J'ai une question, et je suis probablement plus d'accord avec vous. Il s'agit de la disposition concernant les gens qui ne font que téléphoner pour obtenir des renseignements. Je suis probablement d'accord avec vous, mais juste pour me faire l'avocat du diable, ce que je disais à la Chambre des communes lorsque vous avez témoigné, c'est que mes électeurs sont isolés, parce que ma circonscription est celle du pays qui est le plus éloignée d'Ottawa. Toutes ces circonscriptions rurales et celles qui sont loin d'Ottawa et de la Chambre des communes se sentent isolées parce que les gens dans ces régions ne peuvent pas bien voir ce qui se passe, et ils ne peuvent pas entrer tout bonnement dans les bureaux, et tout le reste.
J'étais dans un restaurant sur la côte Ouest et quelqu'un non loin de moi demandait dans quelle province se trouvait la Chambre des communes, et personne ne connaissait la réponse.
Donc avec cet amendement qui permet aux gens de téléphoner à Ottawa—rappelez-vous, comme ils ne savent presque rien au sujet d'Ottawa, ce pourrait être n'importe qui à Ottawa.
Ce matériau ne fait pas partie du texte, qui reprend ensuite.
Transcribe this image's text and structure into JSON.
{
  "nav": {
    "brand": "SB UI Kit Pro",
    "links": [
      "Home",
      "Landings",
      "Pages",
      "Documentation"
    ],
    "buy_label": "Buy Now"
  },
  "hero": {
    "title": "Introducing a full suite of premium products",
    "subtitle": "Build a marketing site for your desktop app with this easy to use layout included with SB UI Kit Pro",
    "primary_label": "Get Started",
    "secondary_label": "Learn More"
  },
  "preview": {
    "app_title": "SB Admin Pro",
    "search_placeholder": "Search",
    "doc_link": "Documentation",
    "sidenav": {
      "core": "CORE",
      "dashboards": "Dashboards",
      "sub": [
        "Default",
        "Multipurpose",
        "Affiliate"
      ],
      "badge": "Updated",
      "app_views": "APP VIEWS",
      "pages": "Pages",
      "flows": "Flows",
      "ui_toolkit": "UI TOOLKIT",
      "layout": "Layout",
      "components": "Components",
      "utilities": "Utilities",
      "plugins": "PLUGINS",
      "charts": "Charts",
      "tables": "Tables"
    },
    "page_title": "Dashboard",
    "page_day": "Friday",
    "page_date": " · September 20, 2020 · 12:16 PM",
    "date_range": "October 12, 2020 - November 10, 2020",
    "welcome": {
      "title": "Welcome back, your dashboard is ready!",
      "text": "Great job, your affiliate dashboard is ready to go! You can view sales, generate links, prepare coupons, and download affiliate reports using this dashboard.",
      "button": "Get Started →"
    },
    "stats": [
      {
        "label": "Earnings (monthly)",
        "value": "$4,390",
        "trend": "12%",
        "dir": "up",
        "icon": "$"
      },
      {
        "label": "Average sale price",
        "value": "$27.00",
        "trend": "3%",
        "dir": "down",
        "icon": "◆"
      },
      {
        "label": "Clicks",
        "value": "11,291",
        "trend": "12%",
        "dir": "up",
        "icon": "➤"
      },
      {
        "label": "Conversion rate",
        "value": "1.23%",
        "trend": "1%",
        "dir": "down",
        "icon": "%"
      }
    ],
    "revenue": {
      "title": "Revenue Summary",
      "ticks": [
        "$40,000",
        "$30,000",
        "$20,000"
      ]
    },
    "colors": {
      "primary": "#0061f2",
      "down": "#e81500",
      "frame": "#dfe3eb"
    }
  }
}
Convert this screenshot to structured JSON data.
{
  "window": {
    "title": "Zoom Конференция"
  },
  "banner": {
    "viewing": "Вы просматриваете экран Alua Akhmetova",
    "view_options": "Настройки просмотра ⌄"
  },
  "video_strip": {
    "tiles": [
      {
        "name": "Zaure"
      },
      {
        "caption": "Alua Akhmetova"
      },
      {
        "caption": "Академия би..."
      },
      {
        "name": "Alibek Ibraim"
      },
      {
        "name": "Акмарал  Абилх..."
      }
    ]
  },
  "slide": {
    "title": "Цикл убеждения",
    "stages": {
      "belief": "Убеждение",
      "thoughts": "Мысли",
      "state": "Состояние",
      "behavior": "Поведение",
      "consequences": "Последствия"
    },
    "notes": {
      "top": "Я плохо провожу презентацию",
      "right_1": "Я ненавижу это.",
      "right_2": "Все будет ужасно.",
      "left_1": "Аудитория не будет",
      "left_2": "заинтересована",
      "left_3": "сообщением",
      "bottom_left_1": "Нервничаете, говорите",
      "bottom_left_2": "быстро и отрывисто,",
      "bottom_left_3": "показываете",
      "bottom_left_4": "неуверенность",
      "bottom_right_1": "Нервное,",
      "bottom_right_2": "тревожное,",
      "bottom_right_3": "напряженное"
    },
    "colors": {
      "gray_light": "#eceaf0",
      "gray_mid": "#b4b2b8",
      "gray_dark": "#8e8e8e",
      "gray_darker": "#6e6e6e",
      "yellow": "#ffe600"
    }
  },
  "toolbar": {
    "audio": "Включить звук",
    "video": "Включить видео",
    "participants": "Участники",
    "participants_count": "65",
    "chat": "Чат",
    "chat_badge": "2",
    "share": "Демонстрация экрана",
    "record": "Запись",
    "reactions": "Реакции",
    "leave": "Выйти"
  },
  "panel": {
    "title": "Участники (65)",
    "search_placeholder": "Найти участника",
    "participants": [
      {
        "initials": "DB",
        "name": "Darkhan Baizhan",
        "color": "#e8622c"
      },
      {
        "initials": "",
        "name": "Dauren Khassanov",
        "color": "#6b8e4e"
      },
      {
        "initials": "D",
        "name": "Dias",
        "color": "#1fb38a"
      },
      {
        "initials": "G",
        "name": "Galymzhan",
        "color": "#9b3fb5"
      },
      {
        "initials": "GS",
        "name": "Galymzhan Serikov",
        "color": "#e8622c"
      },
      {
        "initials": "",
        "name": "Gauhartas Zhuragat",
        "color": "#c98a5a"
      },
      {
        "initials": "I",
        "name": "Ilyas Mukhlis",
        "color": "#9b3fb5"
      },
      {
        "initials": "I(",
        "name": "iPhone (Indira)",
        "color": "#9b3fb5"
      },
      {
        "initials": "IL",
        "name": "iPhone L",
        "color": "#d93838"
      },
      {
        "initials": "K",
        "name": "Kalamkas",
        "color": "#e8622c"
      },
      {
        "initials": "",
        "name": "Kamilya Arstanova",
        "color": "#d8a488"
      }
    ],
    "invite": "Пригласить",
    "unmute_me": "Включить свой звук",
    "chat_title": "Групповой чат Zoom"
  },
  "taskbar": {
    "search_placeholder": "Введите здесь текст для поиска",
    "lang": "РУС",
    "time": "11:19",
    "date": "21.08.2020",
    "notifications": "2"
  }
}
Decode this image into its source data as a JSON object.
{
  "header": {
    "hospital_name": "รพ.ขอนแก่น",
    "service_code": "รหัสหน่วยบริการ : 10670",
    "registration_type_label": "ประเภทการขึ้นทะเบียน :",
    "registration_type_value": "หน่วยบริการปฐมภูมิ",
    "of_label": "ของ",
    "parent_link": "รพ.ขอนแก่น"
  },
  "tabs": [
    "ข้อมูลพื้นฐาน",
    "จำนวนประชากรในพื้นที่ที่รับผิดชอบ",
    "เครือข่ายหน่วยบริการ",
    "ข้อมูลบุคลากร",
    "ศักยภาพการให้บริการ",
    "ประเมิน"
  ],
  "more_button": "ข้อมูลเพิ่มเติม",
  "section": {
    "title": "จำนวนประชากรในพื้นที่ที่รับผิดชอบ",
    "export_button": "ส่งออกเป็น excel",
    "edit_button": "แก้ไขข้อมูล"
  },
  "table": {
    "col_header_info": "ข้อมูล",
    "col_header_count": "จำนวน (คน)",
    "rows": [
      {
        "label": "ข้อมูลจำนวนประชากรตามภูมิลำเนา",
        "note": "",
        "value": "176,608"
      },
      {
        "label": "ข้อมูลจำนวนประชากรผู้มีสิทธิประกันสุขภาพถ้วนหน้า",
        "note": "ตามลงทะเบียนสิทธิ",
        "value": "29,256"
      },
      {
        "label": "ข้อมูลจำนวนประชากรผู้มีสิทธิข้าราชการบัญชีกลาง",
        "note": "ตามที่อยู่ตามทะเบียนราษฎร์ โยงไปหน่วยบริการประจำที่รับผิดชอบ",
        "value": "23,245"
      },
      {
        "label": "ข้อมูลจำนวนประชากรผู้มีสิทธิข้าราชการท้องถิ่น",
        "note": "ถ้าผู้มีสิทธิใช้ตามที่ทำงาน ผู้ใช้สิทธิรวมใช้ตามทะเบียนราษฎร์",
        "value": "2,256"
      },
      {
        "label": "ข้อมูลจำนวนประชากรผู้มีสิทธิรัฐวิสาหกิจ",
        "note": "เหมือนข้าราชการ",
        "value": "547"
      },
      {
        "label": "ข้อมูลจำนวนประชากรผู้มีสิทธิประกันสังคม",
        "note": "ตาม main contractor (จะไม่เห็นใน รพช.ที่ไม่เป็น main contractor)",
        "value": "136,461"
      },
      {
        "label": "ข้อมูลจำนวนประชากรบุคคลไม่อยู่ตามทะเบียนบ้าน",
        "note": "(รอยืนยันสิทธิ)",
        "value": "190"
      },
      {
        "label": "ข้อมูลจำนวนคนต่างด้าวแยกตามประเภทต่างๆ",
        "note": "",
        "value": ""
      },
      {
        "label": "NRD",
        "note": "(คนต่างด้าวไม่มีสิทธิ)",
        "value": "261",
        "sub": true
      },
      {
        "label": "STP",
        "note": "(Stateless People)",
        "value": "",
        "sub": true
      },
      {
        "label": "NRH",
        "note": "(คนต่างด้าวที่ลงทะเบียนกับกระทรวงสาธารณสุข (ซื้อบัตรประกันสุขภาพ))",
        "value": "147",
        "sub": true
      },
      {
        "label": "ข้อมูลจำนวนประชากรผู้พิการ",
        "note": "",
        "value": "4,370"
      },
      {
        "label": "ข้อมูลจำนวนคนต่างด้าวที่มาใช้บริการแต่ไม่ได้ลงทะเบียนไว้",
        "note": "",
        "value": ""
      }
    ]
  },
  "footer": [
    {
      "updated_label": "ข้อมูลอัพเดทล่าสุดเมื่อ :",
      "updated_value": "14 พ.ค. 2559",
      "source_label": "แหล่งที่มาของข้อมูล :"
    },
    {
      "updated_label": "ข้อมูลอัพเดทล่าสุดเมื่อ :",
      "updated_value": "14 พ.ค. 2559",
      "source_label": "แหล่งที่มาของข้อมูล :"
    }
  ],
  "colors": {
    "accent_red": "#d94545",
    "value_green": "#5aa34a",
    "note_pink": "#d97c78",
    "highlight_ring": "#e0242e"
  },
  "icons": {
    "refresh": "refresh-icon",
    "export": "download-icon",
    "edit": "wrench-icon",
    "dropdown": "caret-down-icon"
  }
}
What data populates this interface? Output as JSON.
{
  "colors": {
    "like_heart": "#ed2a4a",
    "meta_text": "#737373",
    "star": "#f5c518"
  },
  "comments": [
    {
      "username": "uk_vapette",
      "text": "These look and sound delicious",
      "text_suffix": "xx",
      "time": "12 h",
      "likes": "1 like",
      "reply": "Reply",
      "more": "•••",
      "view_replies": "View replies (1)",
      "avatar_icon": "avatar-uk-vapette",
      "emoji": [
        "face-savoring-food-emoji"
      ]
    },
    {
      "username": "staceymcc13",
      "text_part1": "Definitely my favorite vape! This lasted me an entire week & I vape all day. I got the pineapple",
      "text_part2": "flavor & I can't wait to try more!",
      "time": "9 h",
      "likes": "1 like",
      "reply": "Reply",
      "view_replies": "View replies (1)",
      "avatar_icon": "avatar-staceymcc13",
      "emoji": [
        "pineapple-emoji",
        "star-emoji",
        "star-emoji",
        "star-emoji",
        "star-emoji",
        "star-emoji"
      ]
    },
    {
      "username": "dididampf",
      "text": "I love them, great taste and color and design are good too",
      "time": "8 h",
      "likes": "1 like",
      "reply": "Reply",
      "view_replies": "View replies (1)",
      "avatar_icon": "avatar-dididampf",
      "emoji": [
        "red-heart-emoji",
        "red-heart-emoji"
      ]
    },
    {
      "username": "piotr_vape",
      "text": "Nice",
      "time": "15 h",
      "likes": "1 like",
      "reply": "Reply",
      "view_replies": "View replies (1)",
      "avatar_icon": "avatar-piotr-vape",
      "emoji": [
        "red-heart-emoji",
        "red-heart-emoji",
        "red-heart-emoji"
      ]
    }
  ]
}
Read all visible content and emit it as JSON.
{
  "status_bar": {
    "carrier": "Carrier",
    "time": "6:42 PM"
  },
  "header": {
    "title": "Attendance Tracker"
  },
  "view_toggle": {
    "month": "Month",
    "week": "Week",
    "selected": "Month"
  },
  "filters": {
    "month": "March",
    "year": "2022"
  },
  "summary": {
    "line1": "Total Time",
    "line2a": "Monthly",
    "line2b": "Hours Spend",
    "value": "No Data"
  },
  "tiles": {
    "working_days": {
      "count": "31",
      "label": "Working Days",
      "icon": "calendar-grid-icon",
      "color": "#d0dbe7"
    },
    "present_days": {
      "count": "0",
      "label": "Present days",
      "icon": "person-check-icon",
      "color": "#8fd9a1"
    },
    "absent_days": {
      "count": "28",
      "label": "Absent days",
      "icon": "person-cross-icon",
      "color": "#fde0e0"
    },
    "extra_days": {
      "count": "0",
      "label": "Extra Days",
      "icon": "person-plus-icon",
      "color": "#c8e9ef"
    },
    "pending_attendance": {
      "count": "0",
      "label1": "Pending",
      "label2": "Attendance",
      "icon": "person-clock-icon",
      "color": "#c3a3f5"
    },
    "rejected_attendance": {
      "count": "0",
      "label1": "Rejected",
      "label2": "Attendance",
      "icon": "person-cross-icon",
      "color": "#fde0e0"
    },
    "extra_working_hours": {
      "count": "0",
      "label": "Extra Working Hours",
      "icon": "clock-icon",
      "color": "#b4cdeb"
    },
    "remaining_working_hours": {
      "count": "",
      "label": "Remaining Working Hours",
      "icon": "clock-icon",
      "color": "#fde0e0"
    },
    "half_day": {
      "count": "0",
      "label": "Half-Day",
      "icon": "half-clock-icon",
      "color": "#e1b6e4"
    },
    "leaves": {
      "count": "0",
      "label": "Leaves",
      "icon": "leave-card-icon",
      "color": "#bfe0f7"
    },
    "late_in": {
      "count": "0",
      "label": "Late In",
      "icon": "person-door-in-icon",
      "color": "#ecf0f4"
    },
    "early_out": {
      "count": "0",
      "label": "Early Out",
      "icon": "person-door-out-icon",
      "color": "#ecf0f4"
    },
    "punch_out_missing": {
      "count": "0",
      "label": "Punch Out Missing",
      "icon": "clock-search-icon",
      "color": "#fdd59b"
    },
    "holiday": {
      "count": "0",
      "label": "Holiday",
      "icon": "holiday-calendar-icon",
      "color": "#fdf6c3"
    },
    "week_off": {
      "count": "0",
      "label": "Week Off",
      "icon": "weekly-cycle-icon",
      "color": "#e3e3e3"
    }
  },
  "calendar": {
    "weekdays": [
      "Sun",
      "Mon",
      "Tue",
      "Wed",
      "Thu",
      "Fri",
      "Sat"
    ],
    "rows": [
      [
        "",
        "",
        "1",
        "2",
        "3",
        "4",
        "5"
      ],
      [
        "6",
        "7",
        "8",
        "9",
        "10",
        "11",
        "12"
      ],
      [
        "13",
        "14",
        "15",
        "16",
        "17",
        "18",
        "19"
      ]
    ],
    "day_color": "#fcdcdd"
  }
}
Pensez-vous que cet amendement permettrait aux gens de simplement téléphoner pour obtenir des informations, ce que, on l'espère ils le feront plus souvent, pour obtenir des informations? Mais tout à coup, ils se disent, sans cet amendement, je pourrais être inculpé; je ne suis pas enregistré comme lobbyiste. Vous savez comment ces choses-là marchent dans la réalité; les gens croient ceci ou cela, et ils ne se donnent pas la peine de vérifier. Croyez-vous que, sans cet amendement, nous réduirons l'aisance qu'ont les gens, l'aisance qu'ont les gens en certaines occasions, de communiquer avec Ottawa sans penser à mal?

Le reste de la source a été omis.